Though LBVs are known to experience radical shifts in spectra and brightness, they reliably leave specific traces that help confirm their ongoing presence. In 2019 the hydrogen signatures, and such traces, were gone. Allan says, "It would be highly unusual for such a massive star to disappear without producing a bright supernova explosion."
The Kinsman Dwarf Galaxy, or PHL 293B, is one of the most metal-poor galaxies known. Explosive, massive, Wolf-Rayet stars are seldom seen in such environments — NASA refers to such stars as those that "live fast, die hard." Red supergiants are also rare to low Z environments. The now-missing star was looked to as a rare opportunity to observe a massive star's late stages in such an environment.
In August 2019, the team pointed the four eight-meter telescopes of ESO's ESPRESSO array simultaneously toward the LBV's former location: nothing. They also gave the VLT's X-shooter instrument a shot a few months later: also nothing.
Still pursuing the missing star, the scientists acquired access to older data for comparison to what they already felt they knew. "The ESO Science Archive Facility enabled us to find and use data of the same object obtained in 2002 and 2009," says Andrea Mehner, an ESO staff member who worked on the study. "The comparison of the 2002 high-resolution UVES spectra with our observations obtained in 2019 with ESO's newest high-resolution spectrograph ESPRESSO was especially revealing, from both an astronomical and an instrumentation point of view."
Examination of this data suggested that the LBV may have indeed been winding up to a grand final sometime after 2011.
Team member Jose Groh, also of Trinity College, says "We may have detected one of the most massive stars of the local Universe going gently into the night. Our discovery would not have been made without using the powerful ESO 8-meter telescopes, their unique instrumentation, and the prompt access to those capabilities following the recent agreement of Ireland to join ESO."
Combining the 2019 data with contemporaneous Hubble Space Telescope (HST) imagery leaves the authors of the reports with the sense that "the LBV was in an eruptive state at least between 2001 and 2011, which then ended, and may have been followed by a collapse into a massive BH without the production of an SN. This scenario is consistent with the available HST and ground-based photometry."
A star collapsing into a black hole without a supernova would be a rare event, and that argues against the idea. The paper also notes that we may simply have missed the star's supernova during the eight-year observation gap.
LBVs are known to be highly unstable, so the star dropping to a state of less luminosity or producing a dust cover would be much more in the realm of expected behavior.
Says the paper: "A combination of a slightly reduced luminosity and a thick dusty shell could result in the star being obscured. While the lack of variability between the 2009 and 2019 near-infrared continuum from our X-shooter spectra eliminates the possibility of formation of hot dust (⪆1500 K), mid-infrared observations are necessary to rule out a slowly expanding cooler dust shell."

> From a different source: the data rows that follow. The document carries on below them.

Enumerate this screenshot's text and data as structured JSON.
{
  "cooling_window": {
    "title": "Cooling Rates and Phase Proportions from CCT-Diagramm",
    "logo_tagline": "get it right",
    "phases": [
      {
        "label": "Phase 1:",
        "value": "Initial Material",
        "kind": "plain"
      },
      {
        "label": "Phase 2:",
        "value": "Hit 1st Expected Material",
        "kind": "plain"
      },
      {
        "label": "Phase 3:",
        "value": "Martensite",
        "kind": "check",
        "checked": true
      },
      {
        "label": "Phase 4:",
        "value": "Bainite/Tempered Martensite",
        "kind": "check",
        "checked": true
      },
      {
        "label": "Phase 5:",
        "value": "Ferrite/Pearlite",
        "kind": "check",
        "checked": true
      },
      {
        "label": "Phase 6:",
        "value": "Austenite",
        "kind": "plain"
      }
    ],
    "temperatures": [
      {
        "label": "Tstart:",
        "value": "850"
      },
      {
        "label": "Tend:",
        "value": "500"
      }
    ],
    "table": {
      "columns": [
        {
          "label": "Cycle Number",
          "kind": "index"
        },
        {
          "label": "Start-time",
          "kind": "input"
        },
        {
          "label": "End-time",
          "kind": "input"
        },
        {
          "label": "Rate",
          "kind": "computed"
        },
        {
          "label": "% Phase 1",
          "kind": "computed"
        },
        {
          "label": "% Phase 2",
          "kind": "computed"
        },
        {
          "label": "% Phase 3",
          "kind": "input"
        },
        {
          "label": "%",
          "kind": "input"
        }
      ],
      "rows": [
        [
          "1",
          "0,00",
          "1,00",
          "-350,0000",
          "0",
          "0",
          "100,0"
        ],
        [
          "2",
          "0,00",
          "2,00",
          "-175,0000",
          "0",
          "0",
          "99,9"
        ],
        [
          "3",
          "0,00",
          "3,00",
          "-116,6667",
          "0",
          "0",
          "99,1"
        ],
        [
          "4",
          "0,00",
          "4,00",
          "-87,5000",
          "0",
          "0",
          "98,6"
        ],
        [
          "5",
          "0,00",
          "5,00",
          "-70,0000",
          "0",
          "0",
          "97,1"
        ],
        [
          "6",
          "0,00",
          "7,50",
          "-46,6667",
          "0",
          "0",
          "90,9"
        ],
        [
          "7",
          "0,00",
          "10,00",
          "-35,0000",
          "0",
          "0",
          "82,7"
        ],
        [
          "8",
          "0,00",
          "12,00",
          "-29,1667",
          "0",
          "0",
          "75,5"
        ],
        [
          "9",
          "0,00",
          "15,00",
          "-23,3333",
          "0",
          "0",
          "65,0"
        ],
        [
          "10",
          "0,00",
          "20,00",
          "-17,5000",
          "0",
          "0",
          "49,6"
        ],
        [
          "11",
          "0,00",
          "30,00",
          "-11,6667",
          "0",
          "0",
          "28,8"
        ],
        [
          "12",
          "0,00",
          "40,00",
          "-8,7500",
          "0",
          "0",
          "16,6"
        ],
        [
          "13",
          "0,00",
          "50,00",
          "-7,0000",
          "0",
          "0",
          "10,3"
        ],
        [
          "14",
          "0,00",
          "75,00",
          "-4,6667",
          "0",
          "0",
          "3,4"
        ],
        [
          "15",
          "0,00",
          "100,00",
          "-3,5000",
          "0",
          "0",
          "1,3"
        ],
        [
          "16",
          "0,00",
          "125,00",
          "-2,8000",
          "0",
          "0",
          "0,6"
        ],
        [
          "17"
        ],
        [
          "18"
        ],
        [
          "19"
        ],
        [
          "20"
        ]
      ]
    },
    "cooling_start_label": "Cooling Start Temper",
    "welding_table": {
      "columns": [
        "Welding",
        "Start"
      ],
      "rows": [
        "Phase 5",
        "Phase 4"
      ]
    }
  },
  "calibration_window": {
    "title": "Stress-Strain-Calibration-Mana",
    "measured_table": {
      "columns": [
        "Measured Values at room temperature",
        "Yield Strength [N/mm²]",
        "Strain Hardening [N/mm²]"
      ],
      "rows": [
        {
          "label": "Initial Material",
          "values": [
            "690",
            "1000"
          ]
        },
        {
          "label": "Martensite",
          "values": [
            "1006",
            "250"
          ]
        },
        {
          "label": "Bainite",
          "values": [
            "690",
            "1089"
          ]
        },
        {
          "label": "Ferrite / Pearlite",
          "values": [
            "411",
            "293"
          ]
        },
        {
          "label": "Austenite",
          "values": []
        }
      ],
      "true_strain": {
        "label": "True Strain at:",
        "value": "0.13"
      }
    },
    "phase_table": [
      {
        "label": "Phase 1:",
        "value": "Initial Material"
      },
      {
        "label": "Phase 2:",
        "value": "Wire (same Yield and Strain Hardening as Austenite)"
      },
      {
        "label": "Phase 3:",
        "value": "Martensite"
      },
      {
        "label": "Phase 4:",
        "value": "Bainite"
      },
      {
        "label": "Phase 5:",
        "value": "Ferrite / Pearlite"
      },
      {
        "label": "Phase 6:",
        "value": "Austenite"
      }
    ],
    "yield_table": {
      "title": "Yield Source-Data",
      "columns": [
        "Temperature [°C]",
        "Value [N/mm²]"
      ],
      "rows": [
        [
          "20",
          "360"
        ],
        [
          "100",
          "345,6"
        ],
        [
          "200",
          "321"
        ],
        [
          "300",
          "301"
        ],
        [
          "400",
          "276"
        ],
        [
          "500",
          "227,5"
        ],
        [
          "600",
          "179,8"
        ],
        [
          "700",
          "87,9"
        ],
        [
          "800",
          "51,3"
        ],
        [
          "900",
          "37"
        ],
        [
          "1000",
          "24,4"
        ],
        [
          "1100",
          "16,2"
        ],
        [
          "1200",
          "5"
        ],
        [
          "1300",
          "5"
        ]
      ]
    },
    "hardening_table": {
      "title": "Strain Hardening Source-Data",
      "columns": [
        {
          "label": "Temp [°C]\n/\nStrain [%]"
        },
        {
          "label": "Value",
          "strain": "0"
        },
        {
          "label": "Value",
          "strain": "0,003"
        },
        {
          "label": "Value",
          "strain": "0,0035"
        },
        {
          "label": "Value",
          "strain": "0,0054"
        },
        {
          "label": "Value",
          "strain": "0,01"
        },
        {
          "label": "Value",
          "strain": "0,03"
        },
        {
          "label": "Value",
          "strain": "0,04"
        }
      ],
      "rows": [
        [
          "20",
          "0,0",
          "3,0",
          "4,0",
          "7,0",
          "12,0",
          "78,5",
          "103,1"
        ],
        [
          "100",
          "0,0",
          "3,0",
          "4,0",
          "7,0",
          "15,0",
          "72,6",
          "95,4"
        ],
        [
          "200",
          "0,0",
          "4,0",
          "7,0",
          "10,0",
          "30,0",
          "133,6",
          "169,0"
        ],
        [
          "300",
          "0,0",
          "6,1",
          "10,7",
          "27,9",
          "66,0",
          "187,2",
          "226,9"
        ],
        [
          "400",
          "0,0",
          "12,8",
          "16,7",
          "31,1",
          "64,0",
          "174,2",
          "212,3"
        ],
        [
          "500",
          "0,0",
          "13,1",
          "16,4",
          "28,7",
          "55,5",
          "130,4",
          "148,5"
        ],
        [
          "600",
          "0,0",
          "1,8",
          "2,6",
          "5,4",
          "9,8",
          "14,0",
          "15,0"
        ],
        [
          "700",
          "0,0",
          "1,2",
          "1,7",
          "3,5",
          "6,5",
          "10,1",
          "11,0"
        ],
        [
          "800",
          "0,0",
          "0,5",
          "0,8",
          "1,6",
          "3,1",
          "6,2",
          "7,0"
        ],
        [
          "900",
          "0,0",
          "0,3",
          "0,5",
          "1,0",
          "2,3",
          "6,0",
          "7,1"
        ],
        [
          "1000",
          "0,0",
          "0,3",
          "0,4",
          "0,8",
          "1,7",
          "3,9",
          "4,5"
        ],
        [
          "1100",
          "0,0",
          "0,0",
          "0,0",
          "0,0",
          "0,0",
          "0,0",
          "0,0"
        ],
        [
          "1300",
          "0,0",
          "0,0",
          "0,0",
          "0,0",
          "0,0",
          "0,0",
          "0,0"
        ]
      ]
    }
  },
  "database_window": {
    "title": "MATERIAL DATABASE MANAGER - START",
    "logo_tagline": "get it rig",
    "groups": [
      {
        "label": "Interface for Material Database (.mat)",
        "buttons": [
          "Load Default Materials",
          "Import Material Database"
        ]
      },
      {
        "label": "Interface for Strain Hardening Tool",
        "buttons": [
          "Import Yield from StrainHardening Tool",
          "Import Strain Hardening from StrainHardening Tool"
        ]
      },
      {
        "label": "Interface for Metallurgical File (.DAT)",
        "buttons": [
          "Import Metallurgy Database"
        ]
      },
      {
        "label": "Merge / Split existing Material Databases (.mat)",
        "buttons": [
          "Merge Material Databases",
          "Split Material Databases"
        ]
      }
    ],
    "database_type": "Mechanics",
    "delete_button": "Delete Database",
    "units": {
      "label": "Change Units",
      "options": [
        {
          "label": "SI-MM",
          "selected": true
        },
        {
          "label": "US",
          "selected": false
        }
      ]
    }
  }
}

The authors of the report are pretty confident the star experienced a dramatic eruption after 2011. Beyond that, though:
"Based on our observations and models, we suggest that PHL 293B hosted an LBV with an eruption that ended sometime after 2011. This could have been followed by
(1) a surviving star or
(2) a collapse of the LBV to a BH [black hole] without the production of a bright SN, but possibly with a weak transient."